Though Petitioner does not address the issue, the Martinez exception to establish cause is inapplicable here. As Respondent correctly notes, Petitioner does not clearly indicate whether his IAC claims are intended to address Petitioner's trial advisor, post-conviction counsel, or direct appellate counsel. In any event, the Martinez exception applies only to claims of ineffective assistance of trial counsel. To the extent Petitioner's IAC claim is directed toward Petitioner's trial advisor, after a defendant in a criminal proceeding enforces his or her constitutional right to proceed pro se under Faretta, there is no constitutional right to a legal advisor or standby counsel. See McKaskle v. Wiggins, 465 U.S. 168, 183 (1984) (noting in dicta that “Faretta does not require a trial judge to permit ‘hybrid' representation”). Here, Petitioner knowingly and voluntarily requested to proceed pro se. “A defendant who chooses to represent himself cannot then complain that the quality of his defense amounted to a denial of the right to effective assistance of counsel.” Burrow v. Secretary, Dept. of Correction, No. 2:11-cv-60-FtM-29UAM, 2014 WL 1092452, at *15 (M.D. Fla. March 19, 2014). Though Petitioner was removed for his outburst prior to the second trial, thereby allowing counsel to step in and represent Petitioner, that occurred well after the bail and confinement issues were presented to the trial judge. Thus, Petitioner cannot establish that trial advisor's performance was deficient, thereby failing to satisfy the Strickland standard, so Petitioner likewise cannot satisfy the Martinez requirements.
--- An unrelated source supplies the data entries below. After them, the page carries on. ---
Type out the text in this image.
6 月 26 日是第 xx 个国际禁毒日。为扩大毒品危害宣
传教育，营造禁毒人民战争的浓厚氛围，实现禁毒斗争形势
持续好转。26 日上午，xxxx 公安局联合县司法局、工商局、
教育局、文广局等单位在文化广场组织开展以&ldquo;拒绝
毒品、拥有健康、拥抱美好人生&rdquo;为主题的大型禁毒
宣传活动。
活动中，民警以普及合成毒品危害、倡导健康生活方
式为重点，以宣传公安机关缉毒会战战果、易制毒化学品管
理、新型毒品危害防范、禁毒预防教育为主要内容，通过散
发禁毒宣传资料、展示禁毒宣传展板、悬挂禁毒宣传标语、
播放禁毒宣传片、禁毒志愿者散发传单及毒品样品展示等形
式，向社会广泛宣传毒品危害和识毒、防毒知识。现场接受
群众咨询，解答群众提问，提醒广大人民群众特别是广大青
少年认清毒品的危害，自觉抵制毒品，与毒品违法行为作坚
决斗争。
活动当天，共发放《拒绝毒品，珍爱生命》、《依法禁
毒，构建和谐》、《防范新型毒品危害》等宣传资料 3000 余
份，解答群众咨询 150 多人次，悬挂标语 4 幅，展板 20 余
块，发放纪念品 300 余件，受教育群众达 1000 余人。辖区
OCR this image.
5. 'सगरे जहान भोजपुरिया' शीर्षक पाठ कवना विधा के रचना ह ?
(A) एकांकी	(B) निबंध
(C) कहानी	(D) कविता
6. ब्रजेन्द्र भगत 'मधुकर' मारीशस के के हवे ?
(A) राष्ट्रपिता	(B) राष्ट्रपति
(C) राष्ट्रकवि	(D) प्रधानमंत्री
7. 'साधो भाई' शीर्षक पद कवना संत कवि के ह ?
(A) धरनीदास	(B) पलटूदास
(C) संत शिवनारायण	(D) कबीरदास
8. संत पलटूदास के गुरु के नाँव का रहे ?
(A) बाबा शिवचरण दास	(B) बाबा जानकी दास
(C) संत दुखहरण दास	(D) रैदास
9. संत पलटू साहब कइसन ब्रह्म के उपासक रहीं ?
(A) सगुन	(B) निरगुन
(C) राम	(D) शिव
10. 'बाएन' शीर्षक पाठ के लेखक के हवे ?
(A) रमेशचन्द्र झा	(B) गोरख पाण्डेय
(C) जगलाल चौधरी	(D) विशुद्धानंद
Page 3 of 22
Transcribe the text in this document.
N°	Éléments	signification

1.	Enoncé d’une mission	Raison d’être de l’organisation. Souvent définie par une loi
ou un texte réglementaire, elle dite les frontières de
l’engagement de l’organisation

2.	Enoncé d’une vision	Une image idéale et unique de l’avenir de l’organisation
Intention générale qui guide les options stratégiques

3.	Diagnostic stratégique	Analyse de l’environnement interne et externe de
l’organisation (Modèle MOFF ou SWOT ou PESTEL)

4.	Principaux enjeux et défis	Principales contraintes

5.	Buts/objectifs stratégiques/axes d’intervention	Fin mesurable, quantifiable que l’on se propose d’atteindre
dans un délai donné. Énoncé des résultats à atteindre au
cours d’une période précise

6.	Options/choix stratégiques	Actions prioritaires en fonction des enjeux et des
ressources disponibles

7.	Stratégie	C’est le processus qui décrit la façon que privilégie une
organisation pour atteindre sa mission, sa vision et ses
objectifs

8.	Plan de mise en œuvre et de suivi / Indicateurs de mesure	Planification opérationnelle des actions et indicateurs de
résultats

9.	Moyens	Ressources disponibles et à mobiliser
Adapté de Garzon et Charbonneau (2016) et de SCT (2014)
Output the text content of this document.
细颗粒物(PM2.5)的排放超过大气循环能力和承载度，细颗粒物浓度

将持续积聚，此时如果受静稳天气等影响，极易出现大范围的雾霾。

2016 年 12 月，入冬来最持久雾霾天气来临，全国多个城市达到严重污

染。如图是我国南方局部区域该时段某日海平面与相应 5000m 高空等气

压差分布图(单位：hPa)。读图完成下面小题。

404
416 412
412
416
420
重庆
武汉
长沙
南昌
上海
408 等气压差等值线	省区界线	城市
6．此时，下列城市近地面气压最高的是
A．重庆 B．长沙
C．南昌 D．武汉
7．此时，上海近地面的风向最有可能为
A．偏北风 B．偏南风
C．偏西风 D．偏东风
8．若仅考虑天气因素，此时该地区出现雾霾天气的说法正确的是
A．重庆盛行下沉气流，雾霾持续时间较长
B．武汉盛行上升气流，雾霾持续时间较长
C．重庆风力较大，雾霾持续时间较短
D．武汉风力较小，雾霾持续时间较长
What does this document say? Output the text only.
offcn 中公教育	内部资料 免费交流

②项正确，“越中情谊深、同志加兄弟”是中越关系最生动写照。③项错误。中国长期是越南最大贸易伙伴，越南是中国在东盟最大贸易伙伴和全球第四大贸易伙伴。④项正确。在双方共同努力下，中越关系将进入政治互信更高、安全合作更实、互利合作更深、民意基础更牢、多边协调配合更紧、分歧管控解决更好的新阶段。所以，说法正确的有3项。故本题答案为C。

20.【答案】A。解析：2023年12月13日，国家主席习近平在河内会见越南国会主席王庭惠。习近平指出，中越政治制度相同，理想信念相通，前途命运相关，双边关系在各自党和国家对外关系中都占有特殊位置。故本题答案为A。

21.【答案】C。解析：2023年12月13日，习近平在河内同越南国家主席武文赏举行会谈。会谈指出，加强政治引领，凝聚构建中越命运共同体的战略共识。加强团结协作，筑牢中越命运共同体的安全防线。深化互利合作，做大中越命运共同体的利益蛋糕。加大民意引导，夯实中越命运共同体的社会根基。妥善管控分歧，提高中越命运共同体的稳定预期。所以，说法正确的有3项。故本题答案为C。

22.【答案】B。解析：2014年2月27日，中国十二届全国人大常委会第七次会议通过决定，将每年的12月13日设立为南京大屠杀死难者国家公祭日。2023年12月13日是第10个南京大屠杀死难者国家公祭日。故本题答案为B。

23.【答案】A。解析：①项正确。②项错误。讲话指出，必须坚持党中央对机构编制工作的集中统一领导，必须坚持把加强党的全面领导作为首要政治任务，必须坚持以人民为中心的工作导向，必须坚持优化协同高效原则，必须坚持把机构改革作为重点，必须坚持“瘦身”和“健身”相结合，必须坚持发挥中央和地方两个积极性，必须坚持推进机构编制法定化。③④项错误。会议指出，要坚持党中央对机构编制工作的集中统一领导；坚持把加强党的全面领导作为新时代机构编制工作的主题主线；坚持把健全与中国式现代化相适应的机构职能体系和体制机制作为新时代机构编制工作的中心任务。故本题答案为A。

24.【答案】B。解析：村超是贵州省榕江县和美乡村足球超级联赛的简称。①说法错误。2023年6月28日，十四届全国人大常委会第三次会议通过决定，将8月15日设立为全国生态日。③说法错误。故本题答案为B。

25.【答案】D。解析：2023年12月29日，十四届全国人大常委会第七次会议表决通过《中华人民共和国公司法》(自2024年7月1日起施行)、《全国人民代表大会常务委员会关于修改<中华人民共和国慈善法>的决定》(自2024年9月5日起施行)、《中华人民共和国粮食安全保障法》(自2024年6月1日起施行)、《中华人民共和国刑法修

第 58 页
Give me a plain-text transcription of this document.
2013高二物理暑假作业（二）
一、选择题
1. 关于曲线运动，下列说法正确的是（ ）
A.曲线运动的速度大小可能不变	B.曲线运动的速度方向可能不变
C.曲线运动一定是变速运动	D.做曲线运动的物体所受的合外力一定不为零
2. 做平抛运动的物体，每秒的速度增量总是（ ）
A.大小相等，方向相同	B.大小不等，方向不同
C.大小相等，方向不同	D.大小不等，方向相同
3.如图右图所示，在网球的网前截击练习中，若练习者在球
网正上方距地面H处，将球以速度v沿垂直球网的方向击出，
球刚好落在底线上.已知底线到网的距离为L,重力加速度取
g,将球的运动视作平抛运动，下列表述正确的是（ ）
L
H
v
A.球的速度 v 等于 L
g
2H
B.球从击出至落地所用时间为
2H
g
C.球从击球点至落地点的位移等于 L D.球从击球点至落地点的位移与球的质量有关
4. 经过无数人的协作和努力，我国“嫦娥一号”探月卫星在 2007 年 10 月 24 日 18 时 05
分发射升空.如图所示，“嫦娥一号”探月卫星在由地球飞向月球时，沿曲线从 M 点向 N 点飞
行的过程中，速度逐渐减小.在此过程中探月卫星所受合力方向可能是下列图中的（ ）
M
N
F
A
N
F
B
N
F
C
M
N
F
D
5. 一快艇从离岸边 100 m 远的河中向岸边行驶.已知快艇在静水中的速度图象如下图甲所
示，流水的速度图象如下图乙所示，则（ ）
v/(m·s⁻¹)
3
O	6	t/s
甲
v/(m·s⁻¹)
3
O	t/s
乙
Petitioner's third claim is procedurally defaulted and he has not established cause and prejudice or a fundamental miscarriage of justice to excuse the default. Accordingly, Petitioner is not entitled to habeas corpus relief on his third claim.
CONCLUSION
For the reasons stated above, Petitioner's Amended Petition for Writ of Habeas Corpus should be DENIED and judgment of DISMISSAL should be entered. Because Petitioner has not made a substantial showing of the denial of a constitutional right, a certificate of appealability should be DENIED. See 28 U.S.C. § 2253(c)(2).
SCHEDULING ORDER
The above Findings and Recommendation are referred to a United States District Court Judge for review. Objections, if any, are due by May 17, 2021. If no objections are filed, review of the Findings and Recommendation will go under advisement that date.
A party may respond to another party's objections within 14 days after the objections are filed. If objections are filed, review of the Findings and Recommendation will go under advisement upon receipt of the response, or on the latest date for filing a response.